Skinny Dip used a ‘recommended for you’ panel, alongside a 10% off offer to entice customers to have a second look at their basket.
5. Discounts and offers
Finally, it’s perhaps the most popular of all methods: discounts! Sales are very effective and are often used in conjunction with other techniques.
5 strategies to produce the best abandoned cart emails
With the previous methods in mind, let’s take a look at the ideal strategies that will create effective abandoned checkout emails.
1. Create an email nurture campaign
You never know when your first email marketing reminder will land with your customer. If the time isn’t convenient, then try once, try twice, try again! An email shopping cart reminder series may follow the pattern:
- You’ve left something in your cart, but don’t worry — we’re holding onto it for you.
- Pssst, your shopping cart is waiting.
- Hey, we’ve got 10% off your cart, just for you!
2. Run A/B tests
Running different test groups to see which method comes back as the most effective is a great way to check you’re getting the most out of your abandoned cart emails. Wunderkind uses data as a proof point to determine which messages and techniques are performing the best.
3. Play it cool
Timing is key, so send your abandonment email 2-5 hours after the cart has been left, indicating the customer has lost intent to purchase in their original session. Ensure It’s best practice to give them a few hours of space before following up.
4. Segment those customers
Every marketer knows your customers aren’t all the same. Split your customer base into groups based on common behaviors, demographics, technographics, etc. to ensure you’re addressing the right people at the right time.
5. The perfect copy
Great copy is always short, concise, and eye-catching. When it comes to standing out, personalized copy really is the icing on the cake.
5 tips to prevent cart abandonment in the first place
Maybe after all this, you’re still wondering what you could do to prevent the cart from being abandoned in the first place — so we’ve got a few ideas for you. However, remember that when customers leave their shopping cart behind, it’s not necessarily the end of that purchase.
1. Be transparent about costs
Keep your customer informed about costs at every stage of the purchase. They should know how much their items cost, the shipping price, and any discounts as early as possible. This can often be achieved with pop-ups that appear when hovering over the basket icon, and clear calculations and totals at check-out.

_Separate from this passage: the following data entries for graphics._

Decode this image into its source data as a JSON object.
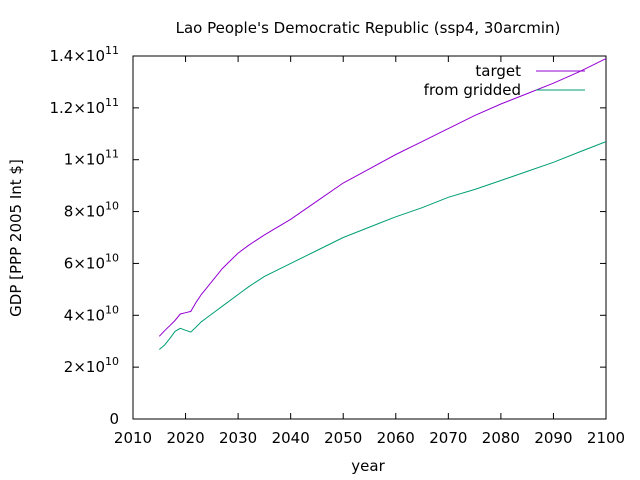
{
  "chart_data": {
    "type": "line",
    "title": "Lao People's Democratic Republic (ssp4, 30arcmin)",
    "xlabel": "year",
    "ylabel": "GDP [PPP 2005 Int $]",
    "xlim": [
      2010,
      2100
    ],
    "ylim": [
      0,
      140000000000
    ],
    "x_ticks": [
      {
        "value": 2010,
        "label": "2010"
      },
      {
        "value": 2020,
        "label": "2020"
      },
      {
        "value": 2030,
        "label": "2030"
      },
      {
        "value": 2040,
        "label": "2040"
      },
      {
        "value": 2050,
        "label": "2050"
      },
      {
        "value": 2060,
        "label": "2060"
      },
      {
        "value": 2070,
        "label": "2070"
      },
      {
        "value": 2080,
        "label": "2080"
      },
      {
        "value": 2090,
        "label": "2090"
      },
      {
        "value": 2100,
        "label": "2100"
      }
    ],
    "y_ticks": [
      {
        "value": 0,
        "mant": "0",
        "exp": ""
      },
      {
        "value": 20000000000,
        "mant": "2×10",
        "exp": "10"
      },
      {
        "value": 40000000000,
        "mant": "4×10",
        "exp": "10"
      },
      {
        "value": 60000000000,
        "mant": "6×10",
        "exp": "10"
      },
      {
        "value": 80000000000,
        "mant": "8×10",
        "exp": "10"
      },
      {
        "value": 100000000000,
        "mant": "1×10",
        "exp": "11"
      },
      {
        "value": 120000000000,
        "mant": "1.2×10",
        "exp": "11"
      },
      {
        "value": 140000000000,
        "mant": "1.4×10",
        "exp": "11"
      }
    ],
    "grid": false,
    "legend_position": "top-right",
    "series": [
      {
        "name": "target",
        "color": "#9400d3",
        "x": [
          2015,
          2016,
          2017,
          2018,
          2019,
          2020,
          2021,
          2022,
          2023,
          2024,
          2025,
          2026,
          2027,
          2028,
          2030,
          2032,
          2035,
          2040,
          2045,
          2050,
          2055,
          2060,
          2065,
          2070,
          2075,
          2080,
          2085,
          2090,
          2095,
          2100
        ],
        "values": [
          31900000000,
          34000000000,
          36000000000,
          38000000000,
          40500000000,
          41000000000,
          41500000000,
          45000000000,
          48000000000,
          50500000000,
          53000000000,
          55500000000,
          58000000000,
          60000000000,
          64000000000,
          67000000000,
          71000000000,
          77000000000,
          84000000000,
          91000000000,
          96500000000,
          102000000000,
          107000000000,
          112000000000,
          117000000000,
          121500000000,
          125500000000,
          129500000000,
          134000000000,
          139000000000
        ]
      },
      {
        "name": "from gridded",
        "color": "#009e73",
        "x": [
          2015,
          2016,
          2017,
          2018,
          2019,
          2020,
          2021,
          2022,
          2023,
          2024,
          2025,
          2026,
          2027,
          2028,
          2030,
          2032,
          2035,
          2040,
          2045,
          2050,
          2055,
          2060,
          2065,
          2070,
          2075,
          2080,
          2085,
          2090,
          2095,
          2100
        ],
        "values": [
          26800000000,
          28500000000,
          31000000000,
          33800000000,
          35000000000,
          34200000000,
          33500000000,
          35500000000,
          37500000000,
          39000000000,
          40500000000,
          42000000000,
          43500000000,
          45000000000,
          48000000000,
          51000000000,
          55000000000,
          60000000000,
          65000000000,
          70000000000,
          74000000000,
          78000000000,
          81500000000,
          85500000000,
          88500000000,
          92000000000,
          95500000000,
          99000000000,
          103000000000,
          107000000000
        ]
      }
    ]
  }
}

2. Offer promo codes or free shipping
If customers are worried about the cost — which many will be — let them breathe easy with a handy discount code pop-up, or encourage them to subscribe to your newsletter for 10% off promotions.
3. Simplify your checkout
Short and simple: The ideal checkout should be no longer than three pages, and keep the customer informed every step of the way. Remember to include as many payment options as possible so they have a choice that suits them
4. Utilize exit intent pop-ups
Exit intent pop-ups are pop-up windows triggered when a customer looks like they’re about to leave the site. Wunderkind clients see amazing results with exit intent pop-ups. When triggered, they might offer a discount or a pause for thought for the customer.
5. Optimize your page
No customer wants poor loading speeds or website links that don’t work. The average attention span is now 8 seconds, so you have limited time to intrigue your customer and ultimately get them to the checkout page.
While you can reduce the risk of an abandoned cart, a staggering 7 in 10 customers will still proceed to abandon their carts. However, it’s not the end of the world, as cart abandonment emails, when done well, can bring them straight back. Test strategies to find best practices, keep email copy short and eye-catching, and tailor your emails to suit each customer. Happy emailing!